Instances of surgical strikes during the Congress-led UPA government have been detailed in the past by the AICC Communication department and by Tharoor himself in his 2018 book "The Paradoxical Prime Minister", the Congress leader said.
"Even former prime minister Dr Manmohan Singh in the past spoke about these surgical strikes. Mr Jairam Ramesh and Pawan Khera have set the record straight.
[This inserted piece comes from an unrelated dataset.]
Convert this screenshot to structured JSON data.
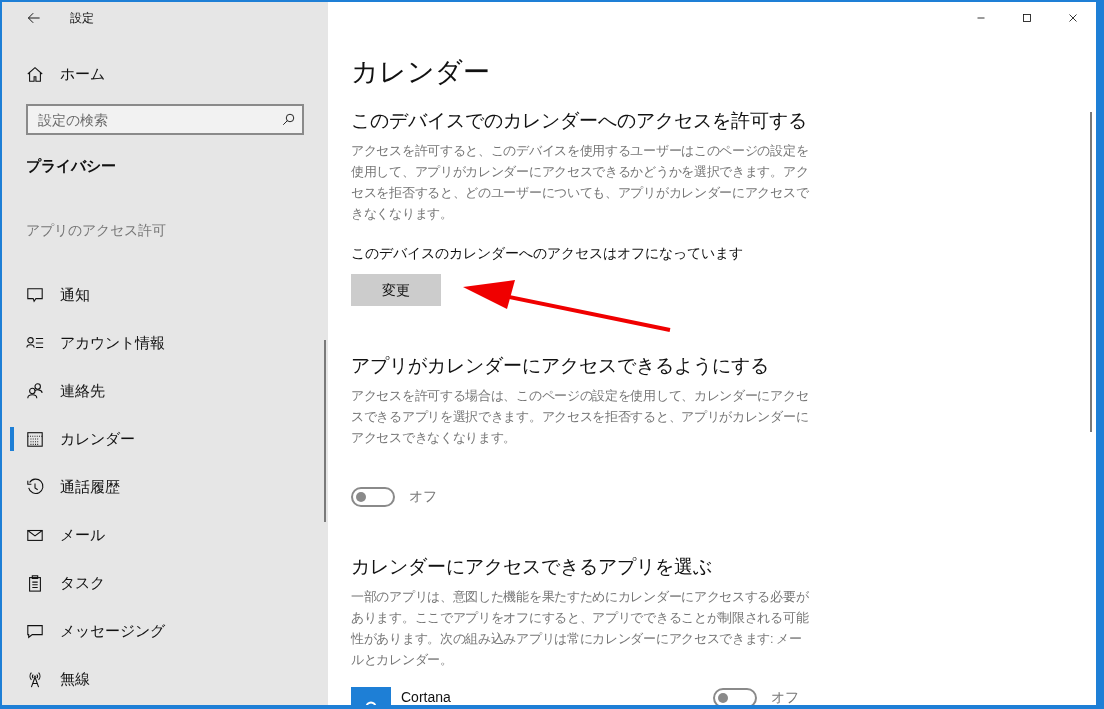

It should not be matter of any acrimony or doubt," Surjewala said.
Tharoor has come under stringent criticism by several Congress leaders, including media and publicity department head Pawan Khera and party leader Udit Raj, for not mentioning surgical strikes against Pakistan during the UPA government in his presentations abroad.
Udit Raj said he should be made a "super spokesperson of the BJP".
The Congress' digs continued on Thursday with Raj saying what the Kerala MP had said was a "lie and a conspiracy to destroy the Congress".
"The delegations which have been sent are trying to destroy the name of the Congress... Shashi Tharoor says that before PM Modi's leadership, we never crossed LoC or any international border with Pakistan. It is a big lie and a big conspiracy to destroy the history of the Congress which needs to be replied to," Raj told PTI Videos.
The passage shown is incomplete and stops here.